The book includes an appendix with caring, specific guidelines for parents whose teens are genuinely troubled (although Szalavitz notes that the abusive programs often prey upon worried parents whose kids aren’t actually troubled!). Obviously this section is out of date now, but it offers a starting point and, more importantly, a framework for thinking about treatment decisions.

There are all kinds of smaller themes in the book–I’ve barely scratched the surface here–including the role of sexual humiliation, the creation of complicit participants in the parents and staff, the creation of an image of the lying and manipulating teen which can then be applied indiscriminately to all complaints, the confluence of seemingly incompatible philosophies and movements (explicit moral relativism and anti-drug hysteria, for example), and the colossal failure to protect on the part of institutions ranging from psychiatry to law.

And there’s one other recurring theme: Republican money men. Although “tough love” programs have penetrated both Democratic and Republican establishments at the local levels, the big donors from these programs seem to favor the GOP. Szalavitz has followed up on this story over the years.
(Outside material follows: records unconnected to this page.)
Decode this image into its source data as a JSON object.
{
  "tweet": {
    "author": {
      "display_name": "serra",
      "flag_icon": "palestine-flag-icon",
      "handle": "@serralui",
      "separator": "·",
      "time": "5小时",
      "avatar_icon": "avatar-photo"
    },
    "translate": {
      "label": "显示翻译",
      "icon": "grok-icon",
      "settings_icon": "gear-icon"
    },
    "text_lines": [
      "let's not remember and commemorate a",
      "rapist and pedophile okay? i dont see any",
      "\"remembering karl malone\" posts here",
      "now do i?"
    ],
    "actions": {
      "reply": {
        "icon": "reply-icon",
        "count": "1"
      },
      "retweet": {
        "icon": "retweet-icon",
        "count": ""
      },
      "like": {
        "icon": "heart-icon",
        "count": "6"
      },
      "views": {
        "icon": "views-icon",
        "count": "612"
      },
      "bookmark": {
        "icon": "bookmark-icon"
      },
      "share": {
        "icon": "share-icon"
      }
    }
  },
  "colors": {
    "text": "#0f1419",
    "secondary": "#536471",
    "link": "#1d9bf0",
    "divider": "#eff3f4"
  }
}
Here’s a recent piece she did on Mel Sembler, Romney backer and co-founder of the abusive treatment center Straight Inc.:

When the national political press writes about Republican financier Mel Sembler—a major Romney donor who formerly chaired the finance committee for the party (and the candidate himself)—it typically fails to mention his involvement in abusive addiction treatment and reactionary drug policy. For example, this recent Daily Beast piece on his fundraising simply notes that the Florida shopping mall magnate switched his political affiliation away from the Democrats in 1979 because of his opposition to marijuana use.

What it doesn’t mention is that he also founded a rehab that “treated” some 50,000 American teens with a dehumanizing daily routine often involving beatings, days on end of sleep deprivation, brutal restraints that often left youth wetting or soiling themselves, public humiliation (including misogynistic and homophobic insults), lack of privacy and other human rights violations including kidnapping and false imprisonment of both adults and youth.

Nor does it detail how that organization—Straight Incorporated—morphed into the Drug Free America Foundation (DFAF), a group that now fights to ensure that drug policy remains harsh and punitive.

Continued here, with links to other articles.

Help at Any Cost is a sad and angry book, but it’s a book which is, ultimately, written in defense of love.